He took my wife, who boasted the belly of our 8-month-old Reign, and loaded the gun with a click. Running it from Reign's heart, up to hers, then back down again, he deviously grinned trying to decide which victim to kill first. The clock ticked. Ticked. Ticked.
All of this because she refused to be his prisoner again. She would not get in the van. He had all the money from the bank. He had the diamonds from her left hand, neck, and ears. He had everyone's attention. He didn't have her anymore.

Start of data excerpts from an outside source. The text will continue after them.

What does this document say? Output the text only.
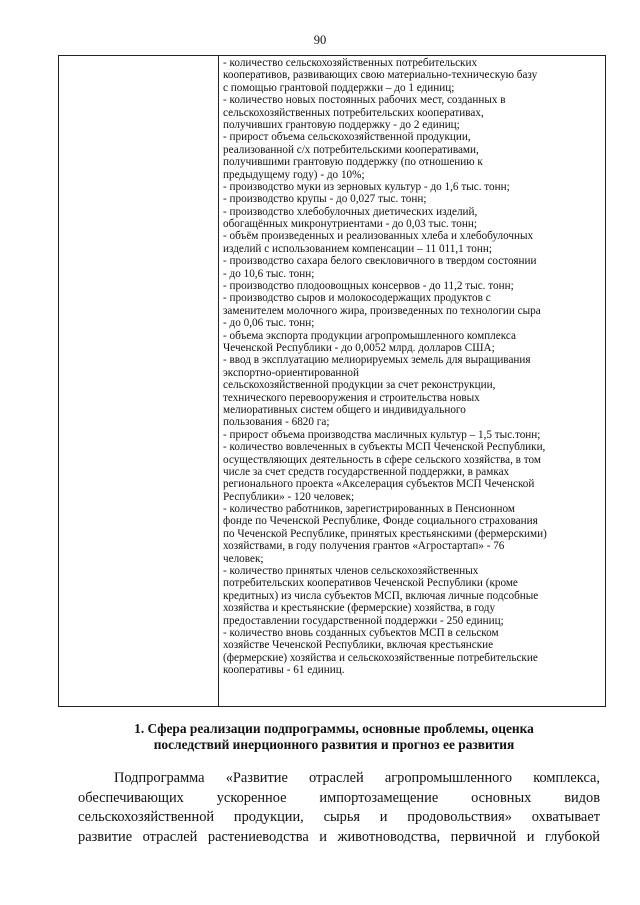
90
- количество сельскохозяйственных потребительских
кооперативов, развивающих свою материально-техническую базу
с помощью грантовой поддержки – до 1 единиц;
- количество новых постоянных рабочих мест, созданных в
сельскохозяйственных потребительских кооперативах,
получивших грантовую поддержку - до 2 единиц;
- прирост объема сельскохозяйственной продукции,
реализованной с/х потребительскими кооперативами,
получившими грантовую поддержку (по отношению к
предыдущему году) - до 10%;
- производство муки из зерновых культур - до 1,6 тыс. тонн;
- производство крупы - до 0,027 тыс. тонн;
- производство хлебобулочных диетических изделий,
обогащённых микронутриентами - до 0,03 тыс. тонн;
- объём произведенных и реализованных хлеба и хлебобулочных
изделий с использованием компенсации – 11 011,1 тонн;
- производство сахара белого свекловичного в твердом состоянии
- до 10,6 тыс. тонн;
- производство плодоовощных консервов - до 11,2 тыс. тонн;
- производство сыров и молокосодержащих продуктов с
заменителем молочного жира, произведенных по технологии сыра
- до 0,06 тыс. тонн;
- объема экспорта продукции агропромышленного комплекса
Чеченской Республики - до 0,0052 млрд. долларов США;
- ввод в эксплуатацию мелиорируемых земель для выращивания
экспортно-ориентированной
сельскохозяйственной продукции за счет реконструкции,
технического перевооружения и строительства новых
мелиоративных систем общего и индивидуального
пользования - 6820 га;
- прирост объема производства масличных культур – 1,5 тыс.тонн;
- количество вовлеченных в субъекты МСП Чеченской Республики,
осуществляющих деятельность в сфере сельского хозяйства, в том
числе за счет средств государственной поддержки, в рамках
регионального проекта «Акселерация субъектов МСП Чеченской
Республики» - 120 человек;
- количество работников, зарегистрированных в Пенсионном
фонде по Чеченской Республике, Фонде социального страхования
по Чеченской Республике, принятых крестьянскими (фермерскими)
хозяйствами, в году получения грантов «Агростартап» - 76
человек;
- количество принятых членов сельскохозяйственных
потребительских кооперативов Чеченской Республики (кроме
кредитных) из числа субъектов МСП, включая личные подсобные
хозяйства и крестьянские (фермерские) хозяйства, в году
предоставлении государственной поддержки - 250 единиц;
- количество вновь созданных субъектов МСП в сельском
хозяйстве Чеченской Республики, включая крестьянские
(фермерские) хозяйства и сельскохозяйственные потребительские
кооперативы - 61 единиц.
1. Сфера реализации подпрограммы, основные проблемы, оценка
последствий инерционного развития и прогноз ее развития
Подпрограмма «Развитие отраслей агропромышленного комплекса,
обеспечивающих ускоренное импортозамещение основных видов
сельскохозяйственной продукции, сырья и продовольствия» охватывает
развитие отраслей растениеводства и животноводства, первичной и глубокой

Although her kind brown eyes and "I love you's" were once his, he hit and he threw and he attacked for seventeen years until she ran. She ran from her apartment with no shoes on. She ran across town and past dozens of people who did not even think to ask if she was okay, their stares were enough. She ran right into me on 8th street, tears staining her cheeks and blood dripping down her legs onto the pavement. She lay on that pavement in a ball. She held her feet to her chest. She yelled, "I'm sorry." That girl's broken body needed to be saved, and from that moment I knew there was nobody who could save her better than I.

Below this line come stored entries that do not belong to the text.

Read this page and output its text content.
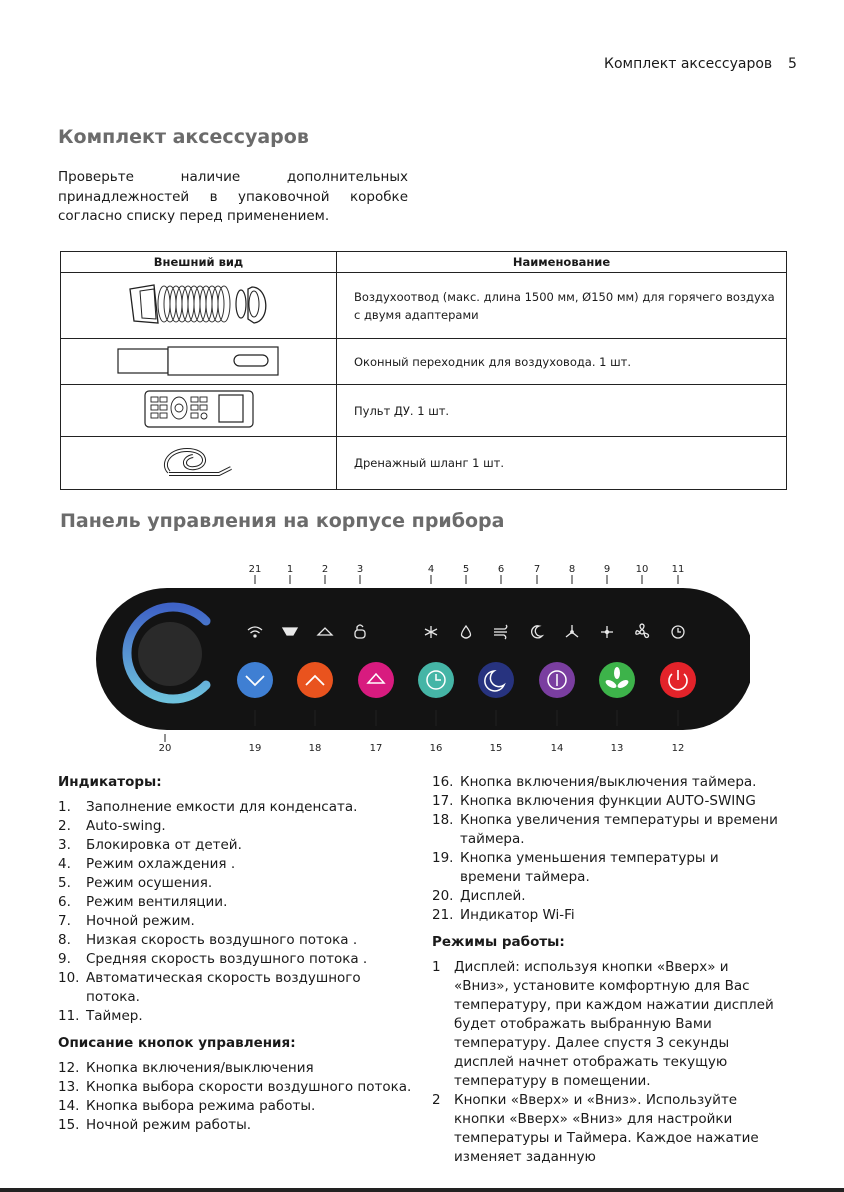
Комплект аксессуаров 5
Комплект аксессуаров

Проверьте наличие дополнительных принадлежностей в упаковочной коробке согласно списку перед применением.

Внешний вид	Наименование
	Воздухоотвод (макс. длина 1500 мм, Ø150 мм) для горячего воздуха с двумя адаптерами
	Оконный переходник для воздуховода. 1 шт.
	Пульт ДУ. 1 шт.
	Дренажный шланг 1 шт.
Панель управления на корпусе прибора
21	1	2	3	4	5	6	7	8	9	10 11
20	19	18	17	16	15	14	13	12
Индикаторы:
1.	Заполнение емкости для конденсата.
2.	Auto-swing.
3.	Блокировка от детей.
4.	Режим охлаждения .
5.	Режим осушения.
6.	Режим вентиляции.
7.	Ночной режим.
8.	Низкая скорость воздушного потока .
9.	Средняя скорость воздушного потока .
10. Автоматическая скорость воздушного потока.
11. Таймер.
Описание кнопок управления:
12. Кнопка включения/выключения
13. Кнопка выбора скорости воздушного потока.
14. Кнопка выбора режима работы.
15. Ночной режим работы.
16. Кнопка включения/выключения таймера.
17. Кнопка включения функции AUTO-SWING
18. Кнопка увеличения температуры и времени таймера.
19. Кнопка уменьшения температуры и времени таймера.
20. Дисплей.
21. Индикатор Wi-Fi
Режимы работы:
1 Дисплей: используя кнопки «Вверх» и «Вниз», установите комфортную для Вас температуру, при каждом нажатии дисплей будет отображать выбранную Вами температуру. Далее спустя 3 секунды дисплей начнет отображать текущую температуру в помещении.
2 Кнопки «Вверх» и «Вниз». Используйте кнопки «Вверх» «Вниз» для настройки температуры и Таймера. Каждое нажатие изменяет заданную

I spent the past seven years fixing the brokenness. Every long sleepless night, early morning therapy visit, and medical bill was worth it for her, my Annie. A marriage, a miscarriage, and much motivation later, here we were, standing in front of the same man that haunts her nights and days since they started twenty-four years ago. Her father and whiskey, best friends since birth, showed their friendship has only grown in the past two thousand five hundred fifty-five days since Annie had last seen him. And now the iconic duo stood in front of her again...

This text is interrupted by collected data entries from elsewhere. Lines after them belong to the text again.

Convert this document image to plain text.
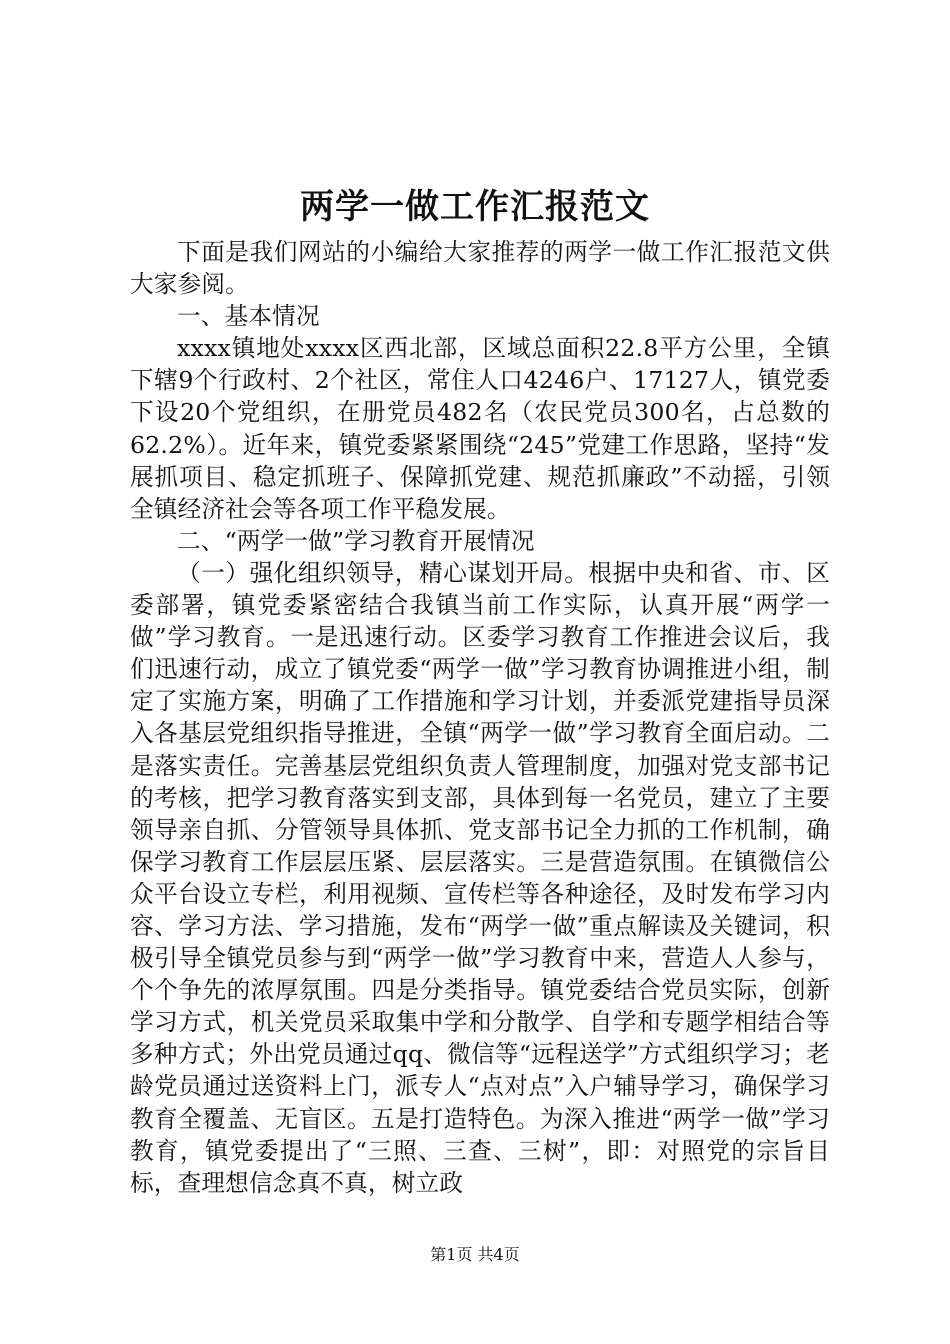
两学一做工作汇报范文

下面是我们网站的小编给大家推荐的两学一做工作汇报范文供大家参阅。

一、基本情况

xxxx镇地处xxxx区西北部，区域总面积22.8平方公里，全镇下辖9个行政村、2个社区，常住人口4246户、17127人，镇党委下设20个党组织，在册党员482名（农民党员300名，占总数的62.2%）。近年来，镇党委紧紧围绕“245”党建工作思路，坚持“发展抓项目、稳定抓班子、保障抓党建、规范抓廉政”不动摇，引领全镇经济社会等各项工作平稳发展。

二、“两学一做”学习教育开展情况

（一）强化组织领导，精心谋划开局。根据中央和省、市、区委部署，镇党委紧密结合我镇当前工作实际，认真开展“两学一做”学习教育。一是迅速行动。区委学习教育工作推进会议后，我们迅速行动，成立了镇党委“两学一做”学习教育协调推进小组，制定了实施方案，明确了工作措施和学习计划，并委派党建指导员深入各基层党组织指导推进，全镇“两学一做”学习教育全面启动。二是落实责任。完善基层党组织负责人管理制度，加强对党支部书记的考核，把学习教育落实到支部，具体到每一名党员，建立了主要领导亲自抓、分管领导具体抓、党支部书记全力抓的工作机制，确保学习教育工作层层压紧、层层落实。三是营造氛围。在镇微信公众平台设立专栏，利用视频、宣传栏等各种途径，及时发布学习内容、学习方法、学习措施，发布“两学一做”重点解读及关键词，积极引导全镇党员参与到“两学一做”学习教育中来，营造人人参与，个个争先的浓厚氛围。四是分类指导。镇党委结合党员实际，创新学习方式，机关党员采取集中学和分散学、自学和专题学相结合等多种方式；外出党员通过qq、微信等“远程送学”方式组织学习；老龄党员通过送资料上门，派专人“点对点”入户辅导学习，确保学习教育全覆盖、无盲区。五是打造特色。为深入推进“两学一做”学习教育，镇党委提出了“三照、三查、三树”，即：对照党的宗旨目标，查理想信念真不真，树立政

第1页 共4页
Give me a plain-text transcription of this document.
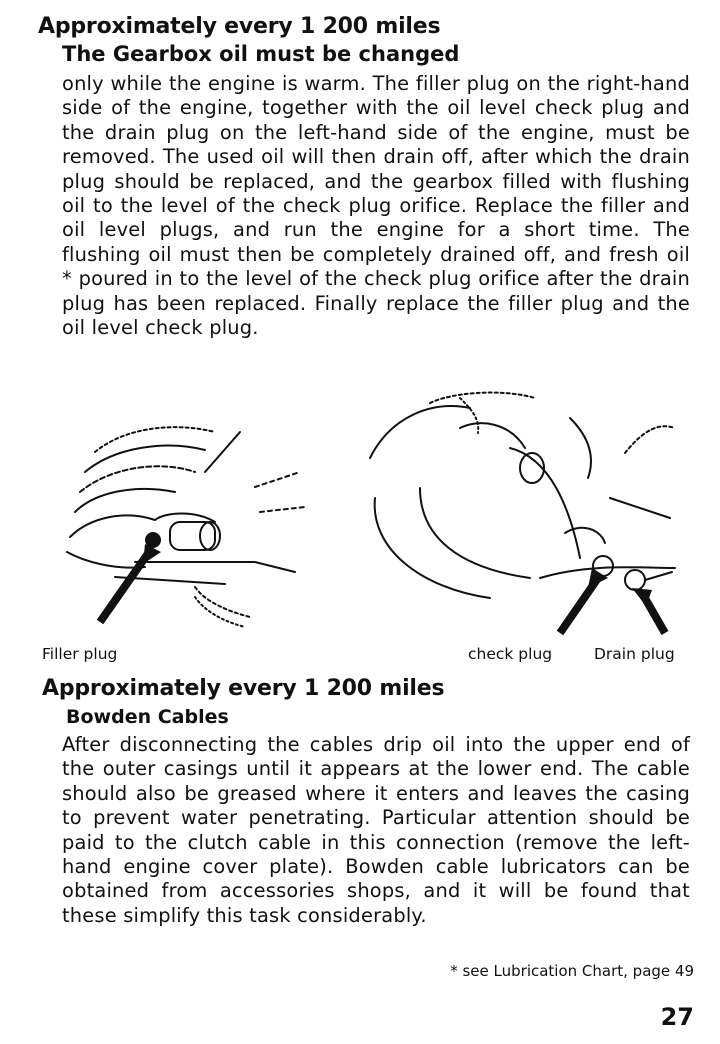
Approximately every 1 200 miles
The Gearbox oil must be changed

only while the engine is warm. The filler plug on the right-hand side of the engine, together with the oil level check plug and the drain plug on the left-hand side of the engine, must be removed. The used oil will then drain off, after which the drain plug should be replaced, and the gearbox filled with flushing oil to the level of the check plug orifice. Replace the filler and oil level plugs, and run the engine for a short time. The flushing oil must then be completely drained off, and fresh oil * poured in to the level of the check plug orifice after the drain plug has been replaced. Finally replace the filler plug and the oil level check plug.

Filler plug	check plug	Drain plug
Approximately every 1 200 miles
Bowden Cables

After disconnecting the cables drip oil into the upper end of the outer casings until it appears at the lower end. The cable should also be greased where it enters and leaves the casing to prevent water penetrating. Particular attention should be paid to the clutch cable in this connection (remove the left-hand engine cover plate). Bowden cable lubricators can be obtained from accessories shops, and it will be found that these simplify this task considerably.

* see Lubrication Chart, page 49
27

She was a strong woman now: hips broad, heels high, and lips that curled when she smiled, which was seldom. Her dream of being a mother was less than a month away. All she wanted was to give her children the life she never had. Sometimes, she let me read her spiral-bounded blue journal, which she called an escape from reality. She had been writing notes to her kids since she was twelve. She wrote about all of the adventures she planned to take them on, how much she loved them, and how she planned to share her past with them. She thought of this as she murmured, "Dad, please go away." She then placed her hand carefully on her stomach, avoiding eye contact with this stranger that she once recognized as her father. Tick. Tick. Tick. The other couple in the bank and the three bankers began to sob. For every sniffle her father heard, he shot. "Come live with me Annie, I need you. You and your mother can't both leave me," he screamed. She tried to remember her mother. All she knew was that her mother and she shared the same brown eyes and curled lips and that she ran away when Annie was two. Through all of this, Annie did not break. She further proved to herself that she was better than him by simply stating, "No, please leave." His eyes began to water as his face reddened, a sight that often kept Annie up at night. She both painted and explained this sight in her spiral-bounded blue journal and to me through talking in tears many times before, but I had never seen it with my own eyes. She stepped back just in time for his tantrum. Throwing the whiskey bottles at the floor, glass scattered and invaded every person's body in the form of small shards. Yelps in pain caused more shots until it was silent again. Tick. Tick. Tick.
Until that moment, I didn't dare move. It was now just the four of our hearts still beating: Annie, her dad, Reign, and myself. He drew her closer and shot at her toes to prove he "was not joking." In fact, "If she did not get in that van within the next minute, she would be just as dead as the three bankers and the couple." She then screamed in pain, for her toes now began to empty onto the floor. That was enough watching for me. I jumped in front of my girls. He pulled the trigger. Tick. tick. tick.
The world went silent from the blasting noise of the gun. I felt my own body begin to empty onto the white and black marble floor of the bank on 8th street. I collapsed like a lifeless doll. Annie shouted and hobbled over to kneel by my side as well as she could, for her large belly and lack of three toes limited her mobility. She picked up my head and told me that I was going to be okay, even though we both knew that was far from true. My eyes then closed as I focused on breathing. Just like my therapist told me: in... out... in... out. I looked up just in time to see my girls get dragged into his van. Annie punched and kicked and sobbed, even when she realized she had now two shots to her body. The moment that van door slammed shut was when she realized Reign was gone and I was gone, so she gave up. She lay there, tears streaming down her cheeks and blood pooling all around her. She stayed silent.
I gasped for air, trying to use every bit of strength to crawl to the van and save my Annie. Instead, tick. tick. tick.
I was all alone in that bank on 8th street. The sirens now began, but they were all too late. All at once, my eyes closed and reopened painlessly as I traveled towards the sky, where I observed the van drive down 8th street, take a left onto Bryant Ave, and enter the interstate. Her father chuckled. His favorite song turned on the radio. He picked up his whiskey bottle, chugged a few sips from it, and used it as a microphone, singing, "And I think to myself... What a wonderful world."